Emphasis should be laid on the fact that the archipelago’s conquest had begun in 1402, when Jean de Bethencourt and Gadifier de la Salle made their first trips to Lanzarote, Fuerteventura and El Hierro, on behalf of Henry III. Those lands were easily annexed to Castile, while Fernán Peraza did the same thing with La Gomera.

Tenerife was precisely the last island to be conquered, an event that was possible after bloody wars where the Spaniards, led by captain-general Alonso Fernández de Lugo, suffered a few odd spectacular defeats as was the case of La Matanza (The Slaughter) in 1494.

Canaries show their link to the Americas in a very interesting way, as they have served as an unavoidable springboard for the ships headed for that continent.

This archipelago was also a permanent target for pirates and foreign powers. History says that in 1787 admiral Nelson attempted to take over Santa Cruz de Tenerife with his ships, but he was defeated in a risky operation by general Gutiérrez’s troops.
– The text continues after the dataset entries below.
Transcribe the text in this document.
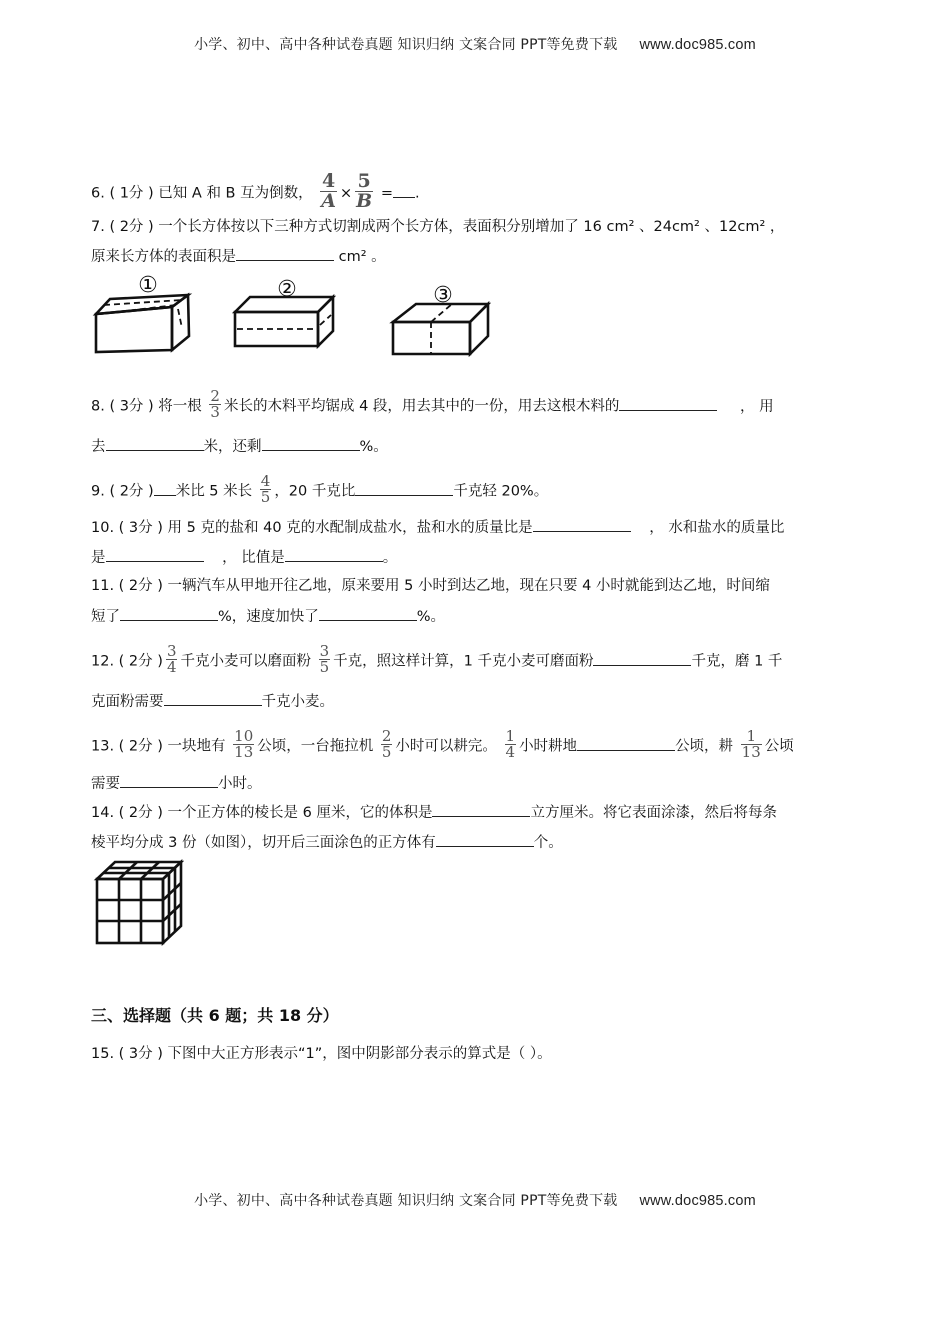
小学、初中、高中各种试卷真题 知识归纳 文案合同 PPT等免费下载 www.doc985.com
6. ( 1分 ) 已知 A 和 B 互为倒数， $\frac{4}{A} \times \frac{5}{B}$ = .
7. ( 2分 ) 一个长方体按以下三种方式切割成两个长方体，表面积分别增加了 16 cm² 、24cm² 、12cm² ，
原来长方体的表面积是	cm² 。
①	②	③
8. ( 3分 ) 将一根 $\frac{2}{3}$ 米长的木料平均锯成 4 段，用去其中的一份，用去这根木料的	， 用
去	米，还剩	%。
9. ( 2分 ) 米比 5 米长 $\frac{4}{5}$ ，20 千克比	千克轻 20%。
10. ( 3分 ) 用 5 克的盐和 40 克的水配制成盐水，盐和水的质量比是	， 水和盐水的质量比
是	， 比值是	。
11. ( 2分 ) 一辆汽车从甲地开往乙地，原来要用 5 小时到达乙地，现在只要 4 小时就能到达乙地，时间缩
短了	%，速度加快了	%。
12. ( 2分 ) $\frac{3}{4}$ 千克小麦可以磨面粉 $\frac{3}{5}$ 千克，照这样计算，1 千克小麦可磨面粉	千克，磨 1 千
克面粉需要	千克小麦。
13. ( 2分 ) 一块地有 $\frac{10}{13}$ 公顷，一台拖拉机 $\frac{2}{5}$ 小时可以耕完。 $\frac{1}{4}$ 小时耕地	公顷，耕 $\frac{1}{13}$ 公顷
需要	小时。
14. ( 2分 ) 一个正方体的棱长是 6 厘米，它的体积是	立方厘米。将它表面涂漆，然后将每条
棱平均分成 3 份（如图），切开后三面涂色的正方体有	个。
三、选择题（共 6 题；共 18 分）
15. ( 3分 ) 下图中大正方形表示“1”，图中阴影部分表示的算式是（ ）。
小学、初中、高中各种试卷真题 知识归纳 文案合同 PPT等免费下载 www.doc985.com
The Canary Isles, due to their geographical position, have maintained certain economic and administrative peculiarities in relation to the rest of the national territory. This is shown in some legislation adopted, as is the case of the so-called free-port act from the late 19 th century (1872), the creation of the Island Councils, which come to be a sort of island governments (1912) and the implementation of the Economic and Tax System Act especially made for the archipelago.

Let us not forget that as of 1982, Canaries became an Autonomous Community and in 1986 it joined the European Economic Community, together with the rest of the Spanish State, through a different model.